痛みはなくて、くすぐったいような感覚に襲われた。
(何かしら……)
彼が乳首に刺激を与えるたびに、腹の奥がきゅんと熱くなる。
(やっぱり毒が届いているのよ)
触れられているのは胸なのに、下腹の奥が特別に刺激を受けるのは、彼の体液にまじっている毒のせいかもしれない。
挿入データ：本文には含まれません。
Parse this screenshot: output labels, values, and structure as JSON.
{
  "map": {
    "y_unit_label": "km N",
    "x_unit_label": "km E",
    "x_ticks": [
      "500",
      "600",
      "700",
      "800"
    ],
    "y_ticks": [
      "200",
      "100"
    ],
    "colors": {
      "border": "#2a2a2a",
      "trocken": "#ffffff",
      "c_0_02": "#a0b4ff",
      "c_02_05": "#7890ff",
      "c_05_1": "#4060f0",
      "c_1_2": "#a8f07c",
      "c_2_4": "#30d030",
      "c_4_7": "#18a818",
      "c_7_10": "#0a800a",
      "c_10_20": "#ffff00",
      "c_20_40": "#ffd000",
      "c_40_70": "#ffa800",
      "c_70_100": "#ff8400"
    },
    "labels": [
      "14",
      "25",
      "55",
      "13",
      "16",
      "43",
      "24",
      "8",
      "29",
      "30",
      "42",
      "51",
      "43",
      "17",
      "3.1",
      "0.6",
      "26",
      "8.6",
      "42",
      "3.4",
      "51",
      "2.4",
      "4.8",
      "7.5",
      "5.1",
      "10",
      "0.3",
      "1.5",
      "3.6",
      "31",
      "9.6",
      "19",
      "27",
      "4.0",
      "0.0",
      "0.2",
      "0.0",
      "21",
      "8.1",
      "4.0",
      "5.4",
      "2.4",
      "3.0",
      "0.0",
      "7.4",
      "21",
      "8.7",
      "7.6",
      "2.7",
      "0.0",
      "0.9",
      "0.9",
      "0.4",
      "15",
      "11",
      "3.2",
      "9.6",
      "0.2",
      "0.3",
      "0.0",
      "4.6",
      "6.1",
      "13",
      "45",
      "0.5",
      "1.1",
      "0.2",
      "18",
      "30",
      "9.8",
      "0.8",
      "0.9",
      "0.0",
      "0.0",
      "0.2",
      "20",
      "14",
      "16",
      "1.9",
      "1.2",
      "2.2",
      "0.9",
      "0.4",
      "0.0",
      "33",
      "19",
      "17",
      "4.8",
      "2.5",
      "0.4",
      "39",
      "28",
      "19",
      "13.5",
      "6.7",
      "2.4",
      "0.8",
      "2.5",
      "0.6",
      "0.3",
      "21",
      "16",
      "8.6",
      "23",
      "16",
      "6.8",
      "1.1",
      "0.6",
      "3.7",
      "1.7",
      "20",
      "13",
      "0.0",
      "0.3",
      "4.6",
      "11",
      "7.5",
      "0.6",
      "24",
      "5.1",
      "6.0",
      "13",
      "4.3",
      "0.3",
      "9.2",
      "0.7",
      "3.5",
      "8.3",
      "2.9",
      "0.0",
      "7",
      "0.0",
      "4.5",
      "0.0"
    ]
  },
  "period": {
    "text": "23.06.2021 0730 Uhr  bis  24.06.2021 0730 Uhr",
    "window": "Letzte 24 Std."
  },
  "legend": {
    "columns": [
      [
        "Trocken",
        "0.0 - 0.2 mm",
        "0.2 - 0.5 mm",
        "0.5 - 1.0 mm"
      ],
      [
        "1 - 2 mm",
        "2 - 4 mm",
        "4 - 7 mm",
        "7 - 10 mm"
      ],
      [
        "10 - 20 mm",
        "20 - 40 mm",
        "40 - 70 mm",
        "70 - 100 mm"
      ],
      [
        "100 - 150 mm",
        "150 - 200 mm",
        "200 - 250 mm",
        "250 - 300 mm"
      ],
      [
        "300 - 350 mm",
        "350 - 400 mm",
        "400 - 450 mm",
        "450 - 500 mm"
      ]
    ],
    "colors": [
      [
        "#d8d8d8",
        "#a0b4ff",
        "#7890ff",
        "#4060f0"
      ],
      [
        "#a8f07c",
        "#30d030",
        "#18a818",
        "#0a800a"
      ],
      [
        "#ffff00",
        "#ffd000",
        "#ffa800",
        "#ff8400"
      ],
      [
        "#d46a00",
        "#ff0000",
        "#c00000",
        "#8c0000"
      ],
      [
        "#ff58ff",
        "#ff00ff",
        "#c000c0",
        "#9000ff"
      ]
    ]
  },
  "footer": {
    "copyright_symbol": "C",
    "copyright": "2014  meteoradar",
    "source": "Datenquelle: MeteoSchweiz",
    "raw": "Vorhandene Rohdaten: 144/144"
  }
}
しかも、この刺激は不快ではなくて、もっと味わいたくなるように気持ちがいいのだ。きっと、ただの毒ではなくて、彼の身体の中で毒が変性しているのだろう。
(……毒の世界は奥深いわ)
そう思った直後、真紅に変じた頂を指先で転がされる。
「はぁっ……」
吐息の隙をついて、彼がくちづけをしてくる。
舌を使って口内のあちこちを舐めながら、胸を揉み、乳首を回す。
さらに、エマの股間に右膝を入れてきた。
膝の先でドロワーズ越しに股間をこすられて、思わず腰が揺らめく。
頭の中で悲鳴がこだまする。いろんなところを同時に愛撫されて、身体がこらえきれないと訴えてくる。
(だめ、だめっ……!)
頭の中で必死に制止をするものの、くちづけのせいで声が出せない。
エマは彼の目を見つめた。
アルフォンスが気づいて唇を解放してくれる。
「エマ?」
「いっぱいさわってはだめです。身体が変になるんです」
エマが訴えると、彼は目を丸くしたあとうれしそうに微笑んだ。